Let’s focus our efforts into making the Tubes cleaner, more make-up friendly places rather than dirt-shaming women for daring to apply colour to their face in a less-than-sterile environment. How many of us have washed their make-up brushes in the past six months? Exactly. 

So, when I next glimpse a woman stood snaked around the Tube handrail, painting the most perfect eyeliner flick along her lash line with just a golf-ball sized mirror in the other hand, I’ll give her a nod of solidarity, knowing that she too isn’t ashamed of the fact that she wears make-up or that she finds it convenient to apply it in public. It’s time we all felt comfortable enough to bring make-up out of the closet for good. See you in the scrum.
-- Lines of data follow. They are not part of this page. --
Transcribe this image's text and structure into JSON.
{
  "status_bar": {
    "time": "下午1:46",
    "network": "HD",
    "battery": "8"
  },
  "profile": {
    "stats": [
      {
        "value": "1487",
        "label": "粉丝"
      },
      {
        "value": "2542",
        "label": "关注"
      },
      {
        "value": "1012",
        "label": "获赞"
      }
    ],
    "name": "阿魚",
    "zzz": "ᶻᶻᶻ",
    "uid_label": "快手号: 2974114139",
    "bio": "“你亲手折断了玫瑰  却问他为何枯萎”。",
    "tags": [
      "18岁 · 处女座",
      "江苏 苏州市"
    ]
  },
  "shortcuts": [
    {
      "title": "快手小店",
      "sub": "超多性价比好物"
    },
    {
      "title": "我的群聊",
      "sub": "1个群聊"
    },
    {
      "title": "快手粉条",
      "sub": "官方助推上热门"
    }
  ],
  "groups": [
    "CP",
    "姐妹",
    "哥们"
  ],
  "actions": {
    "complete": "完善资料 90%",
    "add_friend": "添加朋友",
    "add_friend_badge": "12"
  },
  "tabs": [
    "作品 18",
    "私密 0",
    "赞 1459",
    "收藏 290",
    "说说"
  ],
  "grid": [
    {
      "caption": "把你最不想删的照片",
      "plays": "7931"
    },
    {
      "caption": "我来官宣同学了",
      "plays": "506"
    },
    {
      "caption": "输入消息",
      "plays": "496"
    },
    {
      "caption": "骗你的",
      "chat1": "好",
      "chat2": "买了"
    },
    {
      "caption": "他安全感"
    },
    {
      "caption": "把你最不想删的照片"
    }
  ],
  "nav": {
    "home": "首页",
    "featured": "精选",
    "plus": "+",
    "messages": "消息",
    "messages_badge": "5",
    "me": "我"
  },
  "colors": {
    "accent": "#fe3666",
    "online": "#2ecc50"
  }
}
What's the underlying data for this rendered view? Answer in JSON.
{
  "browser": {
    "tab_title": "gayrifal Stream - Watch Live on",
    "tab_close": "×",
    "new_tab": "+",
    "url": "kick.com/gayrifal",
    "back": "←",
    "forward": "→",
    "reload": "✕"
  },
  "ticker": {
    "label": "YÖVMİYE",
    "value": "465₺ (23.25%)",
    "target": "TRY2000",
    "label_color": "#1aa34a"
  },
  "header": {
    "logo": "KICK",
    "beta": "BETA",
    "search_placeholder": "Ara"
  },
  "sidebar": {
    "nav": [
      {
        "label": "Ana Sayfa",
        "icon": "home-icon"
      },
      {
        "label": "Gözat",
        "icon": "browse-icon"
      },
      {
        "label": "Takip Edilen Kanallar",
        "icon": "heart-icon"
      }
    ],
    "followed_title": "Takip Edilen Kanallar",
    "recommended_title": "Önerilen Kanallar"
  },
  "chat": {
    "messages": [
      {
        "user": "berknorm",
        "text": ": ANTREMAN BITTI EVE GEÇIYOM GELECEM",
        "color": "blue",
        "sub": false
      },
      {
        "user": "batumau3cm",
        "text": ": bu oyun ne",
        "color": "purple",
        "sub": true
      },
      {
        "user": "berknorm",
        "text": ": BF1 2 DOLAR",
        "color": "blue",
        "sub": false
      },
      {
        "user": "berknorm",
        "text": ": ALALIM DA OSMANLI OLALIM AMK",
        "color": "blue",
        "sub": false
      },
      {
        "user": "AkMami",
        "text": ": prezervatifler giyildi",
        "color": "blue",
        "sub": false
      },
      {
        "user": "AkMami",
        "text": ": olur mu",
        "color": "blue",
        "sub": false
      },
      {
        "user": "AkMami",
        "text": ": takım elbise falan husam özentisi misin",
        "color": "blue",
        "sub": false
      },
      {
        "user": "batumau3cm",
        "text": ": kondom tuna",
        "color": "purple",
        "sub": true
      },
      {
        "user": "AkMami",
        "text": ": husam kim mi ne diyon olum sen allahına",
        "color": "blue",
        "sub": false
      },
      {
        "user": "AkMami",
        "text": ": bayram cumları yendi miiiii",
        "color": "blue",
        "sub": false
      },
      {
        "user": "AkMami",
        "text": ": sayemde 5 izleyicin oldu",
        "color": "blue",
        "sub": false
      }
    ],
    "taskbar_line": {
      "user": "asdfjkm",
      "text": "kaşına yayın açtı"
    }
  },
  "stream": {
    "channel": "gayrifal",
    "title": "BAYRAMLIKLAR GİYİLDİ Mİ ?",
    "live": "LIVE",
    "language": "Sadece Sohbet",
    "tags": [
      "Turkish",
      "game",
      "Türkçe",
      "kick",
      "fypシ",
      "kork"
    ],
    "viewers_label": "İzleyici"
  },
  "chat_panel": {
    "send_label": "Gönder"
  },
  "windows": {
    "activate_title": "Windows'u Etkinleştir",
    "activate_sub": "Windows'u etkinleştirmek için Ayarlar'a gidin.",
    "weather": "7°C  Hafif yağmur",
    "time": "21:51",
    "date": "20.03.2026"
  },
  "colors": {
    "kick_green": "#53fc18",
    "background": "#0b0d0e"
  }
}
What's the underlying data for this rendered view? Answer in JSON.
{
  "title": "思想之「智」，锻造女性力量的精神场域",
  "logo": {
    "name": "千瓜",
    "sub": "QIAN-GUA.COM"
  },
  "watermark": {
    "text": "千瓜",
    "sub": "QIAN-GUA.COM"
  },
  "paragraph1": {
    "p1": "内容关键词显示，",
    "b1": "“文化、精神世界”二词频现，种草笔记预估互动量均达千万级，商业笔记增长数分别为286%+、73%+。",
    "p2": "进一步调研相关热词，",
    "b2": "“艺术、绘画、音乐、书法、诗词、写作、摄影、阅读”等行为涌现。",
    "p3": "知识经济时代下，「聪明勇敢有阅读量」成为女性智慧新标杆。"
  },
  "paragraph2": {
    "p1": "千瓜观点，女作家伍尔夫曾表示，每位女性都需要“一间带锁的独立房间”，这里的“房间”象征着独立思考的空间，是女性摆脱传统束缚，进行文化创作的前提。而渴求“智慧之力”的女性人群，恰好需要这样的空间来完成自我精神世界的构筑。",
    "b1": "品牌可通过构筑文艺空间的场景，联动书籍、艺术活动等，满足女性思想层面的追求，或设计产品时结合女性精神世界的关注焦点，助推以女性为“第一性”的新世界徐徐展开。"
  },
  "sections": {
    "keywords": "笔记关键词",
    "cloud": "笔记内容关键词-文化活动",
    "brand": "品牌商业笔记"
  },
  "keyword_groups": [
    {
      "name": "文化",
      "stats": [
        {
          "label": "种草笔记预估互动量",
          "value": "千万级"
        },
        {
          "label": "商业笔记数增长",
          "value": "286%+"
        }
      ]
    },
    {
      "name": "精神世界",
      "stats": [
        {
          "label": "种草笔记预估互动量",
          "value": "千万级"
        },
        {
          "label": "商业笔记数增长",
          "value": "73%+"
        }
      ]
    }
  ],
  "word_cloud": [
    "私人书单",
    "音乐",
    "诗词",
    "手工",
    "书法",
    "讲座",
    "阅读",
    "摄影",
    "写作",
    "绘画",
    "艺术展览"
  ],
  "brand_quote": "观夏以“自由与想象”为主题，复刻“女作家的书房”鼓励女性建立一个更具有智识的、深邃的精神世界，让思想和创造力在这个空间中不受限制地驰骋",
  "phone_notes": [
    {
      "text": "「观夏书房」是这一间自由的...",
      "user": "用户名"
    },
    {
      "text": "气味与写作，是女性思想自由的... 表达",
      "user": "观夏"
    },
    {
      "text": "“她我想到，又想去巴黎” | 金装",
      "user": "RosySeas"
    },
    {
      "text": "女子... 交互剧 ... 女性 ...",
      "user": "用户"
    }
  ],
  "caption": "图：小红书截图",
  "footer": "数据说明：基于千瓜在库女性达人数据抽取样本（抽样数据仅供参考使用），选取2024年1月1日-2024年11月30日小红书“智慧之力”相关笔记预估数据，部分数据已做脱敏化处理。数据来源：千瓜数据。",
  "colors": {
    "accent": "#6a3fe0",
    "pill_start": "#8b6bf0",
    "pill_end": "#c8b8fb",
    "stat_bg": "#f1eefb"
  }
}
My commuter beauty speed kit

Browse the gallery below for the essentials for getting the job done while wobbling around on a bus

Annie Davies

“I start my 12-hour shift at 7.30am so I usually have a bit of privacy to do my make-up on the bus. When I consider what I have to face day to day, other people’s reactions wouldn’t phase me anyway. Although it’s only a bit of concealer, eyeshadow and mascara, make-up is like my war paint; it helps me get into the right headspace for whatever’s going to be thrown at me that day.”

Dara Wilcox

“Some women live busy lives and applying your make-up on your commute is another aspect of that. I try to keep myself to myself but a while ago, when I was applying blusher, the lady next to me pointed out the sprinkles of powder on her coat. That was embarrassing. Now I’ve developed a stealth mode of putting on a full face on without people really noticing.”

Yvonne Hagan

“People tut, but I see big suitcases taking up space, so why can’t I do my make-up on the train? It’s my prerogative. When the train pauses because of signal failure, I think of it as the perfect opportunity to do my eyeliner. It can go too far, though. I saw a woman waxing her arms last week. I was mortified. Waxing is way too personal to do in public.”

Emma Weiss

“No matter what time I get up, once I’ve got my three kids ready, my only option is to do my make-up on the move. I’m always really careful with it because I’ve got an audience. Some people are waiting for you to make a mistake. I go into my own little world, stick my music on and try and hold my mirror so it blocks them out. I’m doing it for me, not anyone else.”

Jenny Crothers

“If I’ve forgotten my mirror, I’ll just use my iPhone on selfie mode. It makes me feel better when I see other women doing the same, we’re all in this together. Sometimes I get competitive and try to do it standing up! This can backfire though – I once pulled out my foundation and it spilled over my leg, but who cares, it’s not like I’ll ever see these people again.”

Eleanor Maclure

“I’m not great in the mornings so I’ve whittled down my make-up routine to fit my journey. I start with concealer and apply eyeliner and mascara when the train stops at a station. I never worry about what others think. I’m not hurting anybody. One woman told me she was impressed and it turned out she was a make-up artist.”

Natalie Sahota

“I’ve got quite a long commute, so I’d rather make good use of that time. I’ll pop my moisturiser and foundation on at home, then do my mascara and brows on the train. My friend said it made him feel uncomfortable and that was a revelation. It’s just a bit of lipstick, I’m not disrupting anyone’s day. But that has made me think about it a little bit more.”

Jenny Bowes

“I travel from Milton Keynes and look for a table seat to lay out all my products. I apply moisturiser and check my emails as it sinks in before foundation and concealer. The ticket collectors know me as the girl who does her make-up. I get my powder done quickly before the train fills up and then use eyelash curlers. It takes practice and a steady hand.”